Expect recovery in long steel prices with demand recovering post monsoons

With monsoons nearly ending, we expect demand for long steel products from construction and infrastructure segments to also start recovering, which should prop up prices of long products (rebar, etc.). The recovery in long steel product prices has remained subdued compared to flat rolled steel as rebar prices are still at INR1,500/t lower YTD FY21 (while HRC is higher by ~INR5,000/t). Our analysis of the past 10-year pricing trend suggests longs have outperformed flats by ~INR1,500/t on average in 2H of the fiscal (i.e. Oct-Mar), driven by a seasonal uptick in demand.

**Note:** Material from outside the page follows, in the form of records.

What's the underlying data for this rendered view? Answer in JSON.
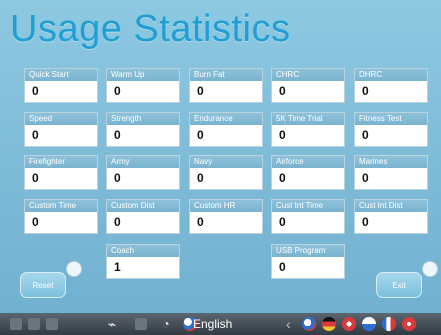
{
  "title": "Usage Statistics",
  "tiles": [
    {
      "label": "Quick Start",
      "value": "0"
    },
    {
      "label": "Warm Up",
      "value": "0"
    },
    {
      "label": "Burn Fat",
      "value": "0"
    },
    {
      "label": "CHRC",
      "value": "0"
    },
    {
      "label": "DHRC",
      "value": "0"
    },
    {
      "label": "Speed",
      "value": "0"
    },
    {
      "label": "Strength",
      "value": "0"
    },
    {
      "label": "Endurance",
      "value": "0"
    },
    {
      "label": "5K Time Trial",
      "value": "0"
    },
    {
      "label": "Fitness Test",
      "value": "0"
    },
    {
      "label": "Firefighter",
      "value": "0"
    },
    {
      "label": "Army",
      "value": "0"
    },
    {
      "label": "Navy",
      "value": "0"
    },
    {
      "label": "Airforce",
      "value": "0"
    },
    {
      "label": "Marines",
      "value": "0"
    },
    {
      "label": "Custom Time",
      "value": "0"
    },
    {
      "label": "Custom Dist",
      "value": "0"
    },
    {
      "label": "Custom HR",
      "value": "0"
    },
    {
      "label": "Cust Int Time",
      "value": "0"
    },
    {
      "label": "Cust Int Dist",
      "value": "0"
    },
    {
      "label": "Coach",
      "value": "1"
    },
    {
      "label": "USB Program",
      "value": "0"
    }
  ],
  "buttons": {
    "reset": "Reset",
    "exit": "Exit"
  },
  "bottom_bar": {
    "language": "English",
    "icons": [
      "bar-square-icon",
      "bar-square-icon",
      "bar-square-icon",
      "tool-icon",
      "bar-square-icon",
      "speaker-icon"
    ]
  },
  "colors": {
    "title": "#1f9fd4",
    "tile_label_bg": "#7ab3cf",
    "background": "#7fbcd8"
  }
}
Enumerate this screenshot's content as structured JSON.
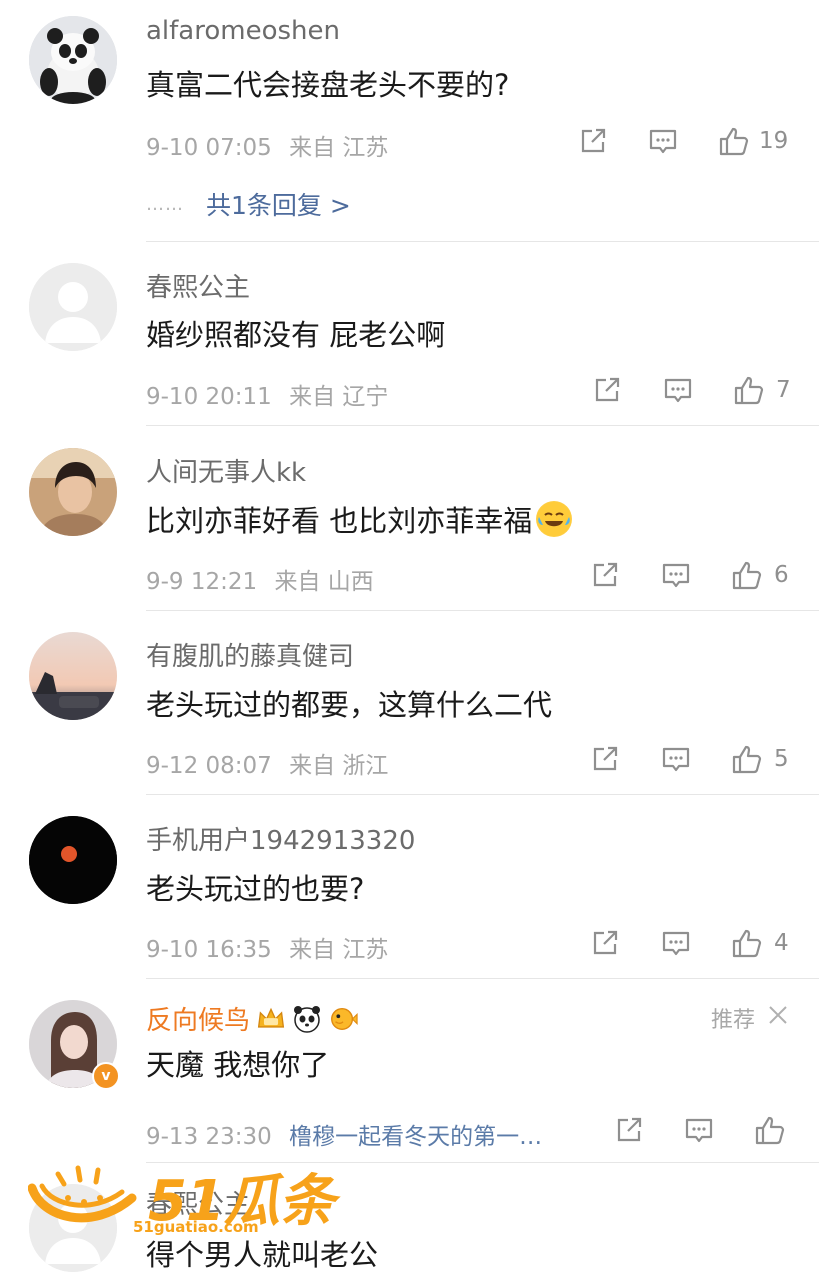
{
  "comments": [
    {
      "username": "alfaromeoshen",
      "content": "真富二代会接盘老头不要的?",
      "date": "9-10 07:05",
      "location": "来自 江苏",
      "likes": "19",
      "reply_link": "共1条回复 >",
      "reply_dots": "……"
    },
    {
      "username": "春熙公主",
      "content": "婚纱照都没有 屁老公啊",
      "date": "9-10 20:11",
      "location": "来自 辽宁",
      "likes": "7"
    },
    {
      "username": "人间无事人kk",
      "content": "比刘亦菲好看 也比刘亦菲幸福",
      "date": "9-9 12:21",
      "location": "来自 山西",
      "likes": "6"
    },
    {
      "username": "有腹肌的藤真健司",
      "content": "老头玩过的都要，这算什么二代",
      "date": "9-12 08:07",
      "location": "来自 浙江",
      "likes": "5"
    },
    {
      "username": "手机用户1942913320",
      "content": "老头玩过的也要?",
      "date": "9-10 16:35",
      "location": "来自 江苏",
      "likes": "4"
    },
    {
      "username": "反向候鸟",
      "content": "天魔 我想你了",
      "date": "9-13 23:30",
      "topic": "橹穆一起看冬天的第一…",
      "recommend": "推荐",
      "verify": "v"
    },
    {
      "username": "春熙公主",
      "content": "得个男人就叫老公"
    }
  ],
  "watermark": {
    "brand": "51瓜条",
    "url": "51guatiao.com"
  },
  "colors": {
    "accent_link": "#4d6b9c",
    "vip_name": "#ee7a22",
    "watermark": "#f7a21a"
  }
}
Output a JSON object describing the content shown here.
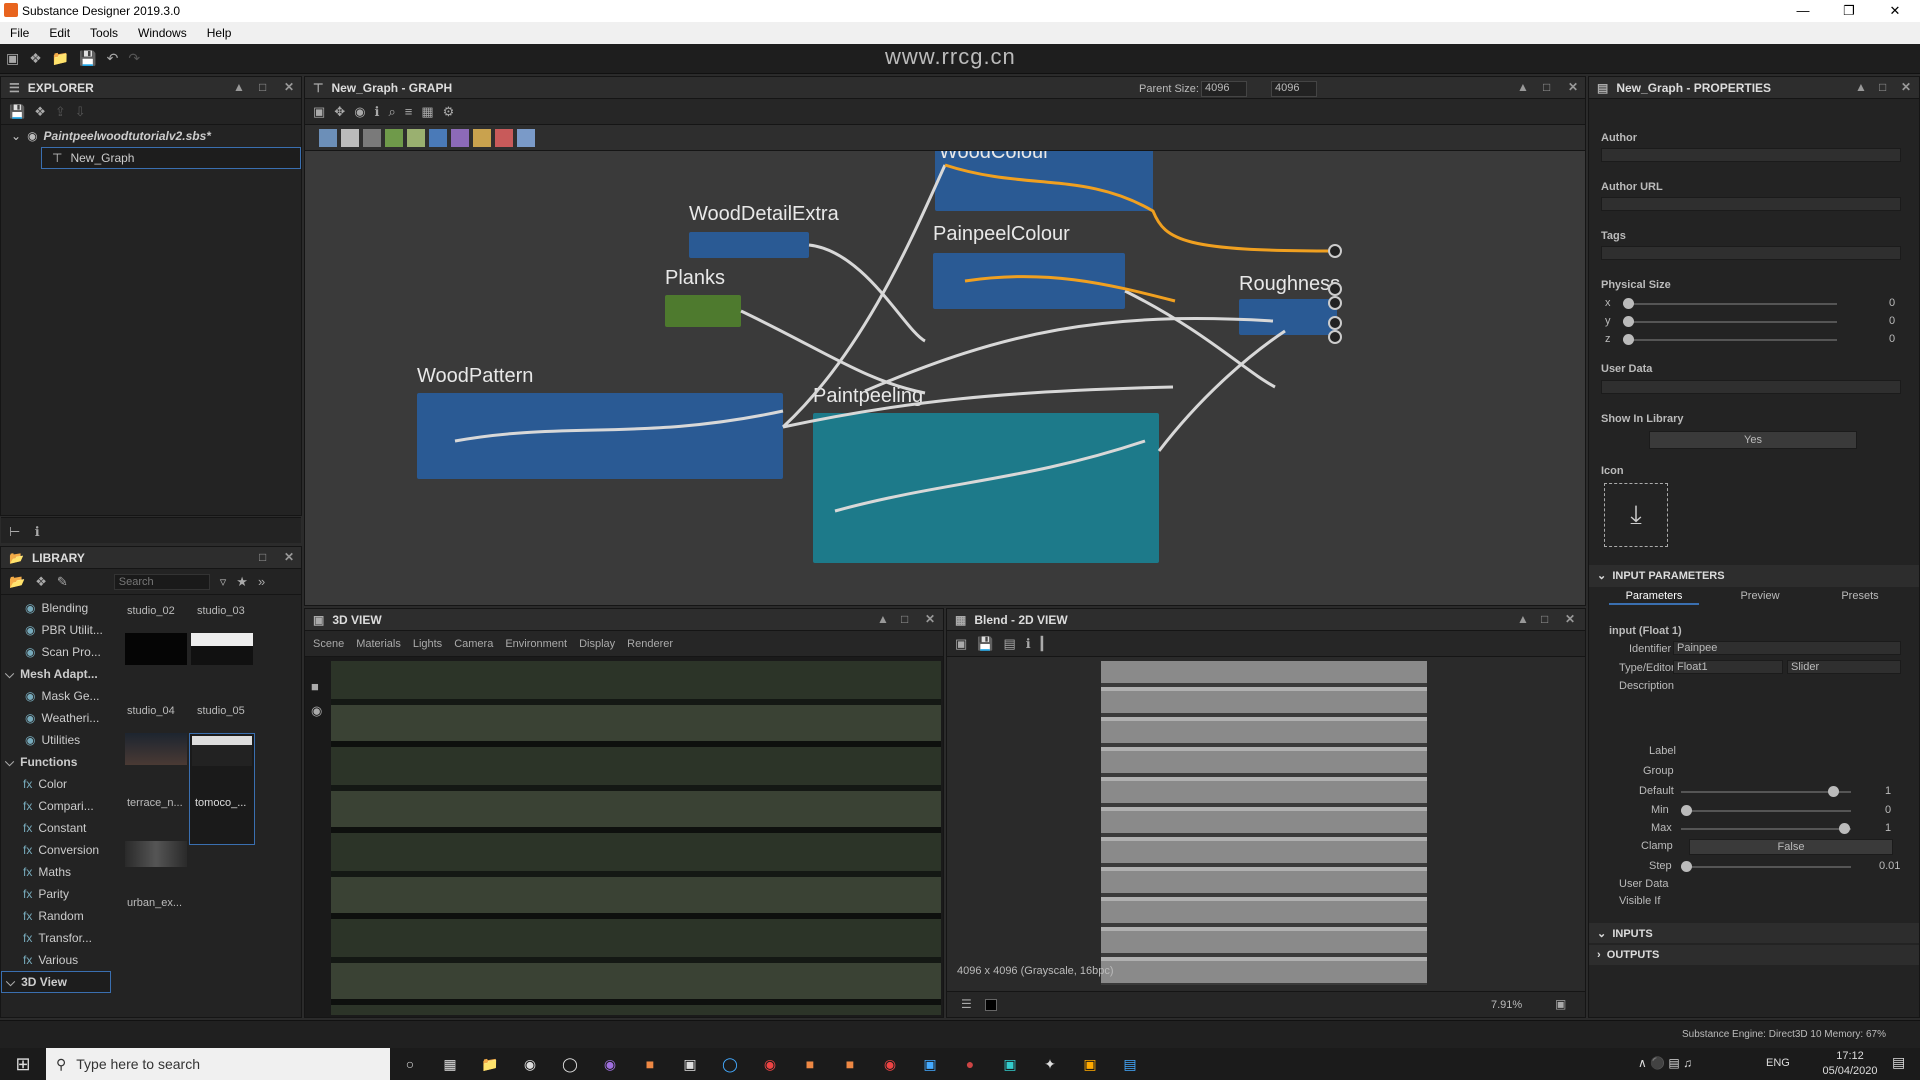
{
  "app": {
    "title": "Substance Designer 2019.3.0",
    "menu": [
      "File",
      "Edit",
      "Tools",
      "Windows",
      "Help"
    ]
  },
  "explorer": {
    "title": "EXPLORER",
    "file": "Paintpeelwoodtutorialv2.sbs*",
    "graph": "New_Graph"
  },
  "graph": {
    "title": "New_Graph - GRAPH",
    "parent_size_label": "Parent Size:",
    "size_a": "4096",
    "size_b": "4096",
    "frames": {
      "woodcolour": "WoodColour",
      "detail": "WoodDetailExtra",
      "planks": "Planks",
      "paintcolour": "PainpeelColour",
      "roughness": "Roughness",
      "pattern": "WoodPattern",
      "peeling": "Paintpeeling"
    }
  },
  "properties": {
    "title": "New_Graph - PROPERTIES",
    "author": "Author",
    "author_url": "Author URL",
    "tags": "Tags",
    "physical_size": "Physical Size",
    "axes": [
      "x",
      "y",
      "z"
    ],
    "axis_values": [
      "0",
      "0",
      "0"
    ],
    "user_data": "User Data",
    "show_in_library": "Show In Library",
    "show_value": "Yes",
    "icon": "Icon",
    "input_params": "INPUT PARAMETERS",
    "tabs": [
      "Parameters",
      "Preview",
      "Presets"
    ],
    "input_name": "input (Float 1)",
    "identifier_label": "Identifier",
    "identifier_value": "Painpee",
    "type_label": "Type/Editor",
    "type_value": "Float1",
    "editor_value": "Slider",
    "description_label": "Description",
    "label_label": "Label",
    "group_label": "Group",
    "default_label": "Default",
    "default_value": "1",
    "default_level": 0.9,
    "min_label": "Min",
    "min_value": "0",
    "max_label": "Max",
    "max_value": "1",
    "clamp_label": "Clamp",
    "clamp_value": "False",
    "step_label": "Step",
    "step_value": "0.01",
    "userdata_label": "User Data",
    "visible_label": "Visible If",
    "inputs": "INPUTS",
    "outputs": "OUTPUTS"
  },
  "library": {
    "title": "LIBRARY",
    "search_placeholder": "Search",
    "tree": [
      {
        "label": "Blending",
        "kind": "item"
      },
      {
        "label": "PBR Utilit...",
        "kind": "item"
      },
      {
        "label": "Scan Pro...",
        "kind": "item"
      },
      {
        "label": "Mesh Adapt...",
        "kind": "group"
      },
      {
        "label": "Mask Ge...",
        "kind": "item"
      },
      {
        "label": "Weatheri...",
        "kind": "item"
      },
      {
        "label": "Utilities",
        "kind": "item"
      },
      {
        "label": "Functions",
        "kind": "group"
      },
      {
        "label": "Color",
        "kind": "fn"
      },
      {
        "label": "Compari...",
        "kind": "fn"
      },
      {
        "label": "Constant",
        "kind": "fn"
      },
      {
        "label": "Conversion",
        "kind": "fn"
      },
      {
        "label": "Maths",
        "kind": "fn"
      },
      {
        "label": "Parity",
        "kind": "fn"
      },
      {
        "label": "Random",
        "kind": "fn"
      },
      {
        "label": "Transfor...",
        "kind": "fn"
      },
      {
        "label": "Various",
        "kind": "fn"
      },
      {
        "label": "3D View",
        "kind": "group"
      }
    ],
    "thumbs": [
      "studio_02",
      "studio_03",
      "studio_04",
      "studio_05",
      "terrace_n...",
      "tomoco_...",
      "urban_ex..."
    ]
  },
  "view3d": {
    "title": "3D VIEW",
    "menu": [
      "Scene",
      "Materials",
      "Lights",
      "Camera",
      "Environment",
      "Display",
      "Renderer"
    ]
  },
  "view2d": {
    "title": "Blend - 2D VIEW",
    "status": "4096 x 4096 (Grayscale, 16bpc)",
    "zoom": "7.91%"
  },
  "statusbar": {
    "engine": "Substance Engine: Direct3D 10  Memory: 67%"
  },
  "taskbar": {
    "search_placeholder": "Type here to search",
    "lang": "ENG",
    "time": "17:12",
    "date": "05/04/2020"
  },
  "watermark": {
    "url": "www.rrcg.cn"
  }
}
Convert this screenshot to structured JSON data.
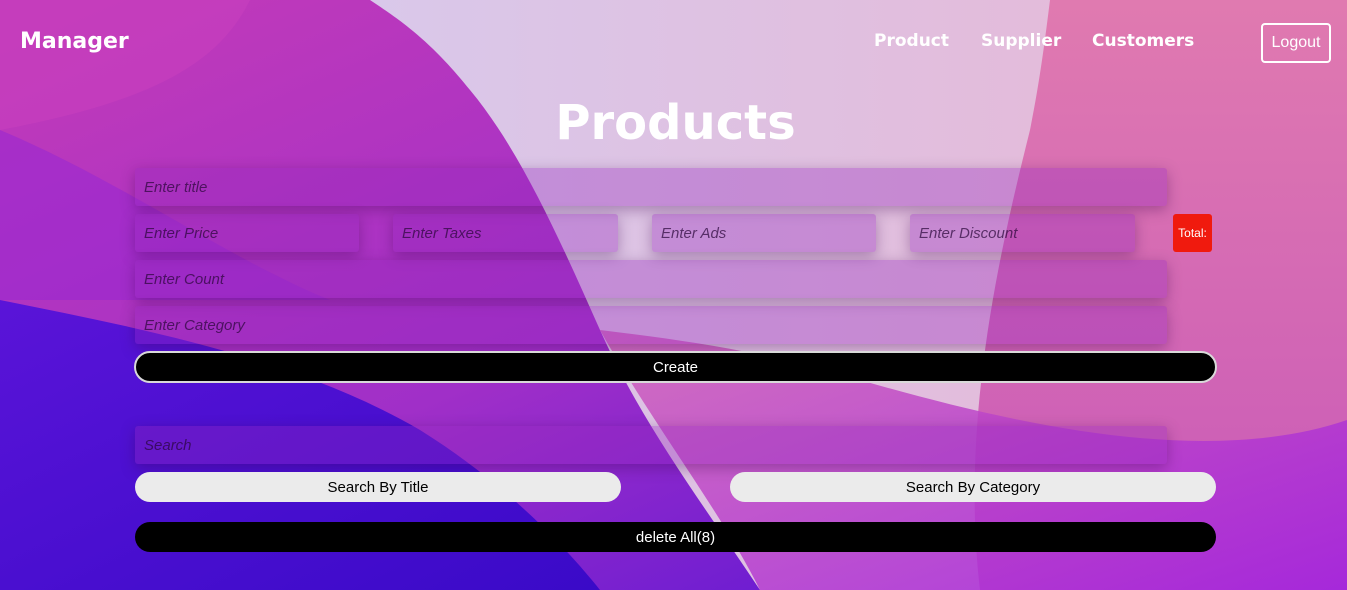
{
  "nav": {
    "brand": "Manager",
    "links": [
      "Product",
      "Supplier",
      "Customers"
    ],
    "logout_label": "Logout"
  },
  "page": {
    "title": "Products"
  },
  "form": {
    "title_placeholder": "Enter title",
    "price_placeholder": "Enter Price",
    "taxes_placeholder": "Enter Taxes",
    "ads_placeholder": "Enter Ads",
    "discount_placeholder": "Enter Discount",
    "total_label": "Total:",
    "count_placeholder": "Enter Count",
    "category_placeholder": "Enter Category",
    "create_label": "Create"
  },
  "search": {
    "placeholder": "Search",
    "by_title_label": "Search By Title",
    "by_category_label": "Search By Category",
    "delete_all_label": "delete All(8)"
  },
  "colors": {
    "total_badge": "#f01a0e",
    "create_button": "#000000",
    "search_button": "#ebebeb",
    "delete_button": "#000000"
  }
}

Prefer longs over flats; JSPL is top pick

* We prefer longs over flats in the Indian steel sector as we expect rebar prices to be strong, led by the seasonal (post-monsoon) uptick in construction activity.

* Thus, with ~70% share of long products in its portfolio, JSP is our preferred pick in the sector with TP of INR238 (25% upside). Over FY20-22E, we also estimate strong 10%/16% CAGR in standalone volumes/EBITDA. Coupled with the Oman divestment, this should drive 37% fall in consolidated net debt to INR239b. Thus, net debt/EBITDA should decline to 2.7x, the lowest in India’s steel sector.

* We also rate JSTL a Buy with TP of INR300, but rate Tata Steel (TP of INR380) Neutral on concerns related to its European business.

* We also rate SAIL Neutral with TP of INR35 as leverage remains a key concern.